Если бы в ней сидели демоны, не стоило бы переживать; однако расстояние между прутьями решетки было более чем достаточным, чтобы тыквы беспрепятственно палили своими смертоносными шаровыми молниями.
Почему дурацкие летающие головы заперты в клетку, никто бы, наверное, объяснить не взялся. Но их присутствие гарантировало нам точно такую же степень безопасности, как угроза со стороны засевших за забором пулеметчиков.
Воздух с треском раскололся; электрический разряд впился тысячами иголочек в голову и шею, волосы мгновенно встали дыбом. Голова Арлин стала похожа на большой, взъерошенный мяч. Сосредоточившись на единственной задаче — вскочить и стрелять по врагу, — я все же услышал ее крик:
— Девятку беру на себя! — Это означало, что Арлин собиралась расправиться с полоумными бесами и розовыми, которые находились по другую сторону вьющихся зарослей, слева от нас — в сторону девятки на часовом циферблате.
Приходилось то и дело скакать из стороны в сторону и пригибаться, чтобы не напороться на огненные шары, опалявшие искрами то же самое пространство, что и электрические парикмахеры — шаровые молнии. Очень хотелось, чтобы расстояние между бесами и тыквами сократилось как можно сильнее — в этом случае огненные шары бесов достигли бы тыкв, а те, в свою очередь, сократили бы численность бесов шаровыми молниями.
Желание мое вскоре исполнилось. Арлин открыла огонь из АБ-10. В ответ бесы стали метать в нее огненные шары, которые летели прямехонько в их розовых приятелей. Это надо было видеть! Пока розовые пережевывали бесов, прилагавших все усилия, чтобы поджарить противника огненными шарами, я — дабы не отставать от них — ракетами превратил клетку с чудовищными тыквами в духовку, где благополучно испекся тыквенный пирог.
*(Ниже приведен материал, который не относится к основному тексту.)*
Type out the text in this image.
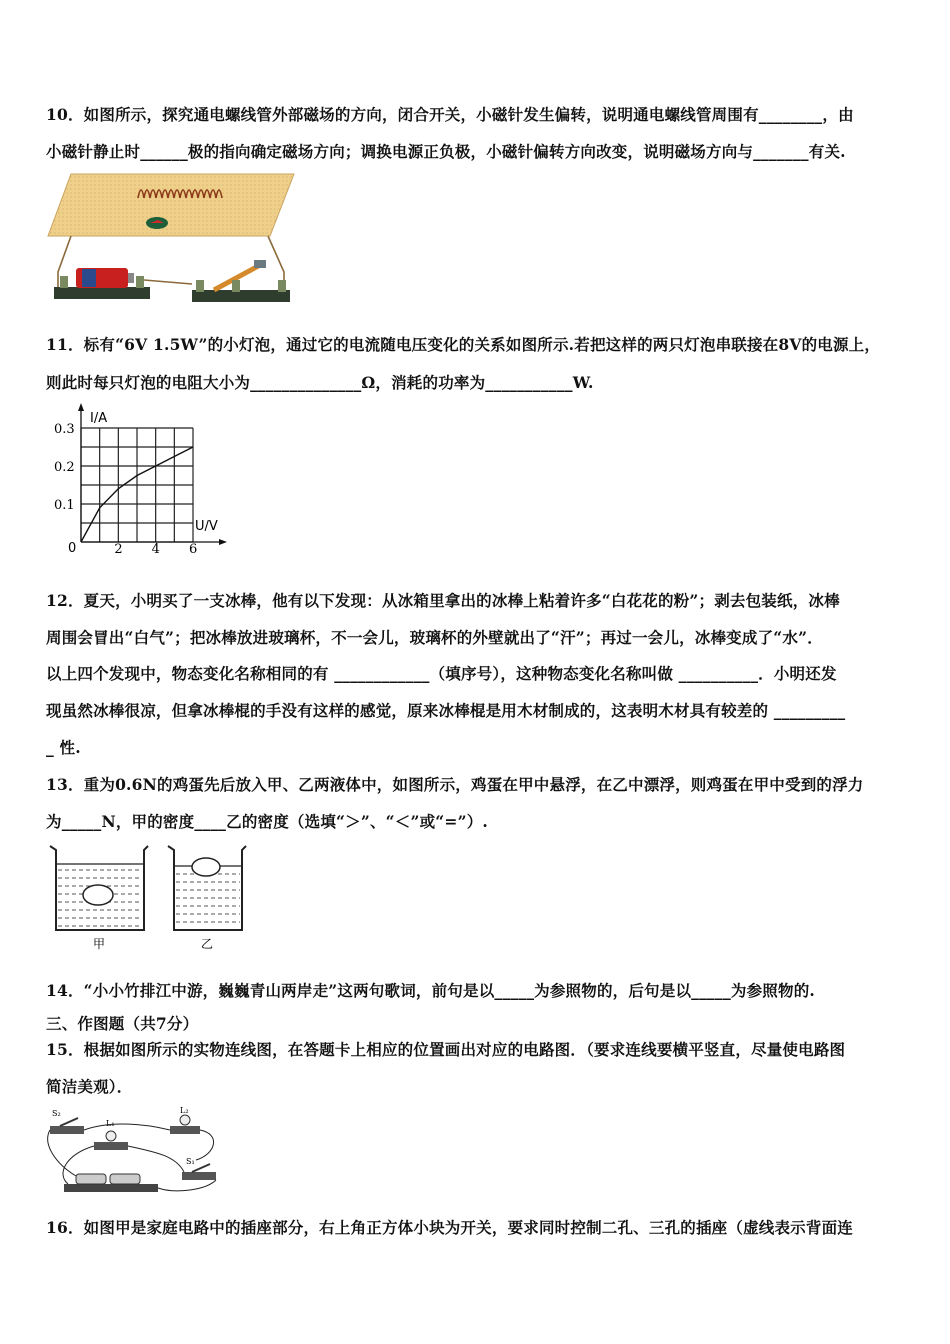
10．如图所示，探究通电螺线管外部磁场的方向，闭合开关，小磁针发生偏转，说明通电螺线管周围有________，由
小磁针静止时______极的指向确定磁场方向；调换电源正负极，小磁针偏转方向改变，说明磁场方向与_______有关.
11．标有“6V 1.5W”的小灯泡，通过它的电流随电压变化的关系如图所示.若把这样的两只灯泡串联接在8V的电源上，
则此时每只灯泡的电阻大小为______________Ω，消耗的功率为___________W.
I/A
U/V
0
0.1
0.2
0.3
2 4 6
12．夏天，小明买了一支冰棒，他有以下发现：从冰箱里拿出的冰棒上粘着许多“白花花的粉”；剥去包装纸，冰棒
周围会冒出“白气”；把冰棒放进玻璃杯，不一会儿，玻璃杯的外壁就出了“汗”；再过一会儿，冰棒变成了“水”．
以上四个发现中，物态变化名称相同的有 ____________（填序号），这种物态变化名称叫做 __________．小明还发
现虽然冰棒很凉，但拿冰棒棍的手没有这样的感觉，原来冰棒棍是用木材制成的，这表明木材具有较差的 _________
_ 性.
13．重为0.6N的鸡蛋先后放入甲、乙两液体中，如图所示，鸡蛋在甲中悬浮，在乙中漂浮，则鸡蛋在甲中受到的浮力
为_____N，甲的密度____乙的密度（选填“＞”、“＜”或“=”）.
甲	乙
14．“小小竹排江中游，巍巍青山两岸走”这两句歌词，前句是以_____为参照物的，后句是以_____为参照物的.
三、作图题（共7分）
15．根据如图所示的实物连线图，在答题卡上相应的位置画出对应的电路图．（要求连线要横平竖直，尽量使电路图
简洁美观）．
S₂	L₂
L₁
S₁
16．如图甲是家庭电路中的插座部分，右上角正方体小块为开关，要求同时控制二孔、三孔的插座（虚线表示背面连
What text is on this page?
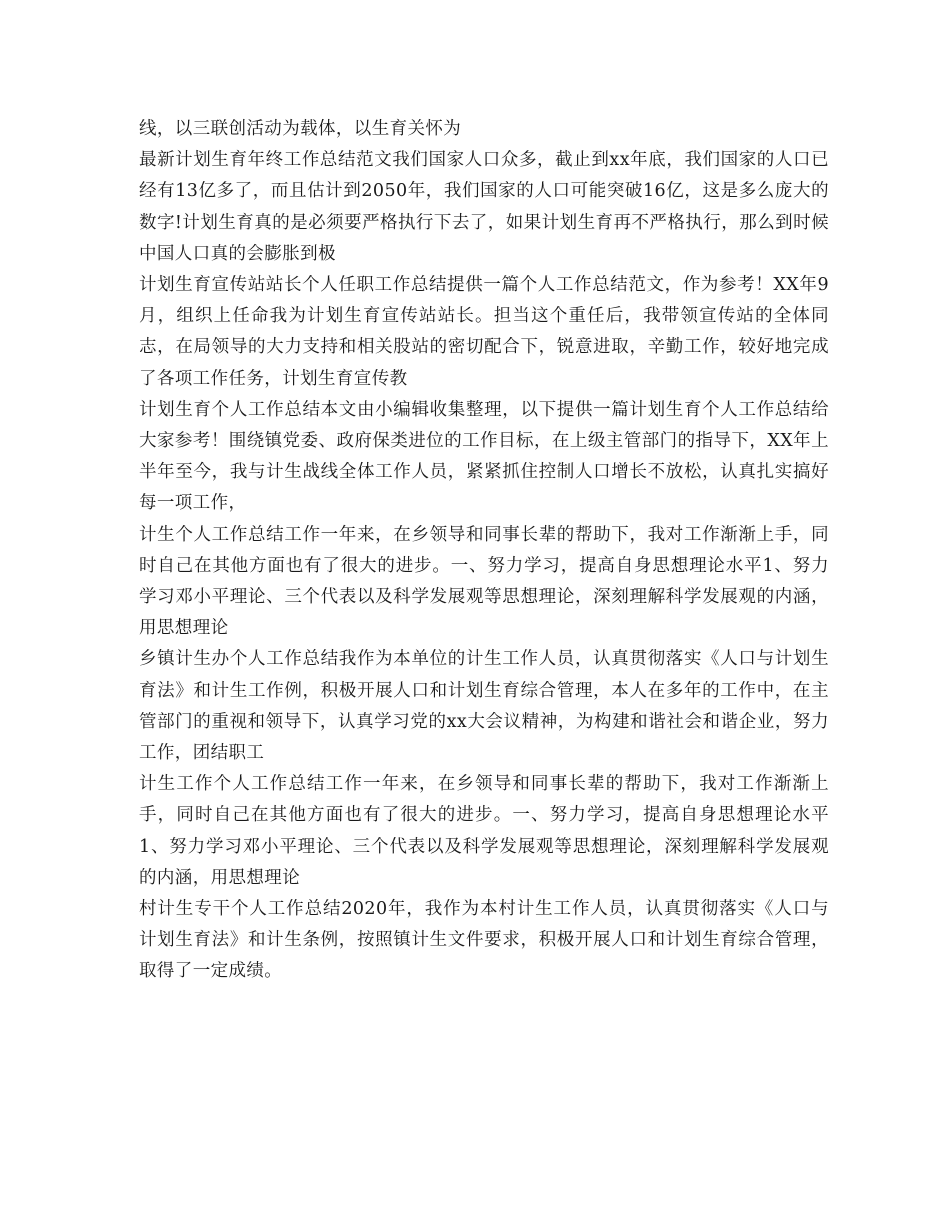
线，以三联创活动为载体，以生育关怀为

最新计划生育年终工作总结范文我们国家人口众多，截止到xx年底，我们国家的人口已经有13亿多了，而且估计到2050年，我们国家的人口可能突破16亿，这是多么庞大的数字!计划生育真的是必须要严格执行下去了，如果计划生育再不严格执行，那么到时候中国人口真的会膨胀到极

计划生育宣传站站长个人任职工作总结提供一篇个人工作总结范文，作为参考！XX年9月，组织上任命我为计划生育宣传站站长。担当这个重任后，我带领宣传站的全体同志，在局领导的大力支持和相关股站的密切配合下，锐意进取，辛勤工作，较好地完成了各项工作任务，计划生育宣传教

计划生育个人工作总结本文由小编辑收集整理，以下提供一篇计划生育个人工作总结给大家参考！围绕镇党委、政府保类进位的工作目标，在上级主管部门的指导下，XX年上半年至今，我与计生战线全体工作人员，紧紧抓住控制人口增长不放松，认真扎实搞好每一项工作，

计生个人工作总结工作一年来，在乡领导和同事长辈的帮助下，我对工作渐渐上手，同时自己在其他方面也有了很大的进步。一、努力学习，提高自身思想理论水平1、努力学习邓小平理论、三个代表以及科学发展观等思想理论，深刻理解科学发展观的内涵，用思想理论

乡镇计生办个人工作总结我作为本单位的计生工作人员，认真贯彻落实《人口与计划生育法》和计生工作例，积极开展人口和计划生育综合管理，本人在多年的工作中，在主管部门的重视和领导下，认真学习党的xx大会议精神，为构建和谐社会和谐企业，努力工作，团结职工

计生工作个人工作总结工作一年来，在乡领导和同事长辈的帮助下，我对工作渐渐上手，同时自己在其他方面也有了很大的进步。一、努力学习，提高自身思想理论水平1、努力学习邓小平理论、三个代表以及科学发展观等思想理论，深刻理解科学发展观的内涵，用思想理论

村计生专干个人工作总结2020年，我作为本村计生工作人员，认真贯彻落实《人口与计划生育法》和计生条例，按照镇计生文件要求，积极开展人口和计划生育综合管理，取得了一定成绩。
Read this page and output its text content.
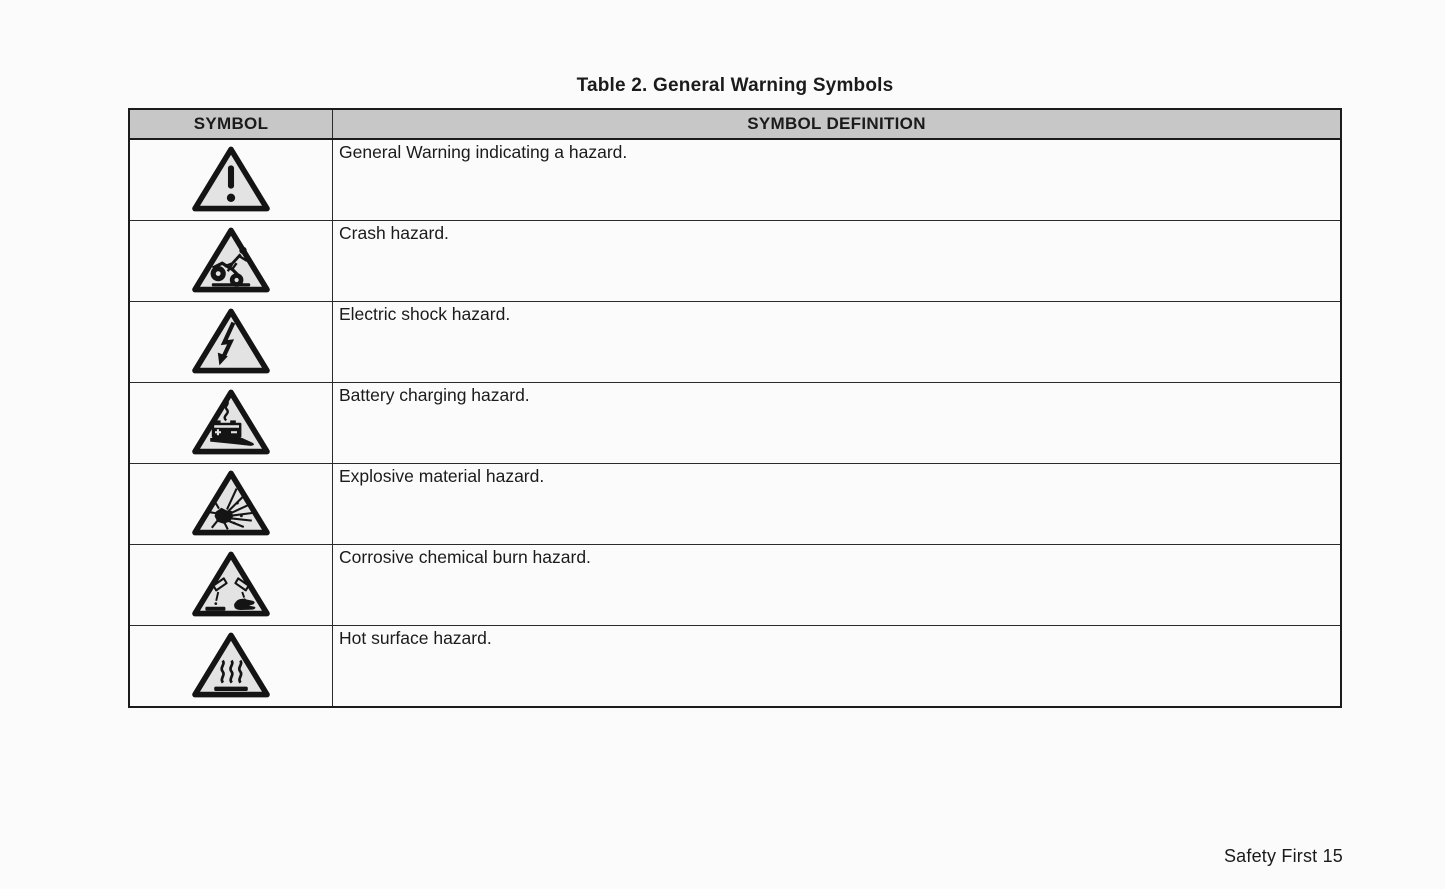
Table 2. General Warning Symbols
SYMBOL	SYMBOL DEFINITION
	General Warning indicating a hazard.
	Crash hazard.
	Electric shock hazard.
	Battery charging hazard.
	Explosive material hazard.
	Corrosive chemical burn hazard.
	Hot surface hazard.
Safety First 15
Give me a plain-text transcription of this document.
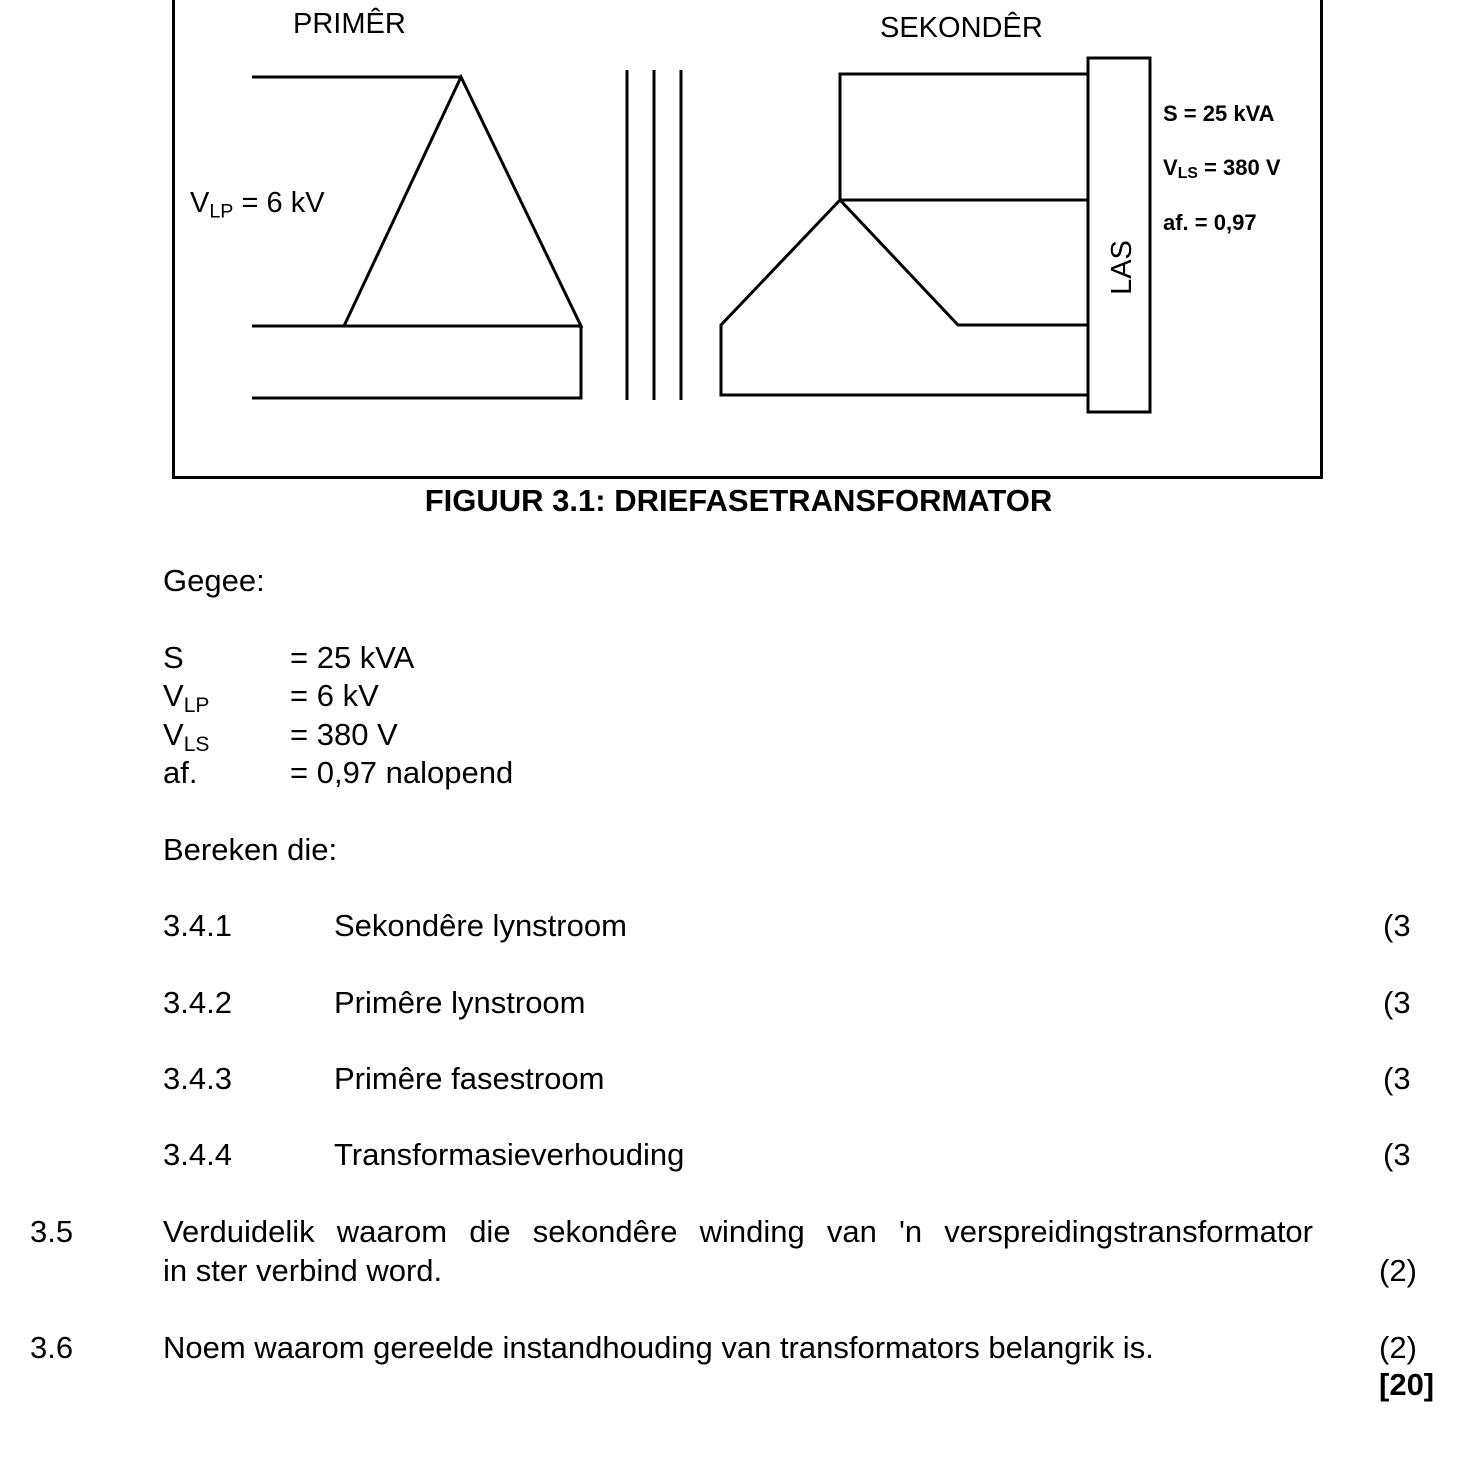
PRIMÊR	SEKONDÊR
$V_{LP} = 6$ kV
LAS
S = 25 kVA
$V_{LS} = 380$ V
af. = 0,97
FIGUUR 3.1: DRIEFASETRANSFORMATOR
Gegee:
S	= 25 kVA
$V_{LP}$	= 6 kV
$V_{LS}$	= 380 V
af.	= 0,97 nalopend
Bereken die:
3.4.1	Sekondêre lynstroom	(3
3.4.2	Primêre lynstroom	(3
3.4.3	Primêre fasestroom	(3
3.4.4	Transformasieverhouding	(3
3.5	Verduidelik waarom die sekondêre winding van 'n verspreidingstransformator
in ster verbind word.	(2)
3.6	Noem waarom gereelde instandhouding van transformators belangrik is.	(2)
[20]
— Все в порядке? — крикнул я, и по тому, как Арлин затрясла головой, понял, что ей никогда раньше не доводилось бывать так близко от разрывавшихся ракет.
— Все в порядке будет, когда перестанет звонить звонок промеж глаз, — отозвалась она.
— Ты права, от этих игрушек в голове потом долго звон стоит, что правда — то правда.
Когда мы протиснулись между стеной и опаленными прутьями клетки в пустую, серую комнату, меня все еще продолжали беспокоить огромные блоки живой плоти, которые мы заметили из кабины лифта.
— Здесь многие помещения использовались для переработки руды и очистки жидких отходов, — пояснила Арлин. — Будь очень осторожен, некоторые виды оборудования опасны для жизни.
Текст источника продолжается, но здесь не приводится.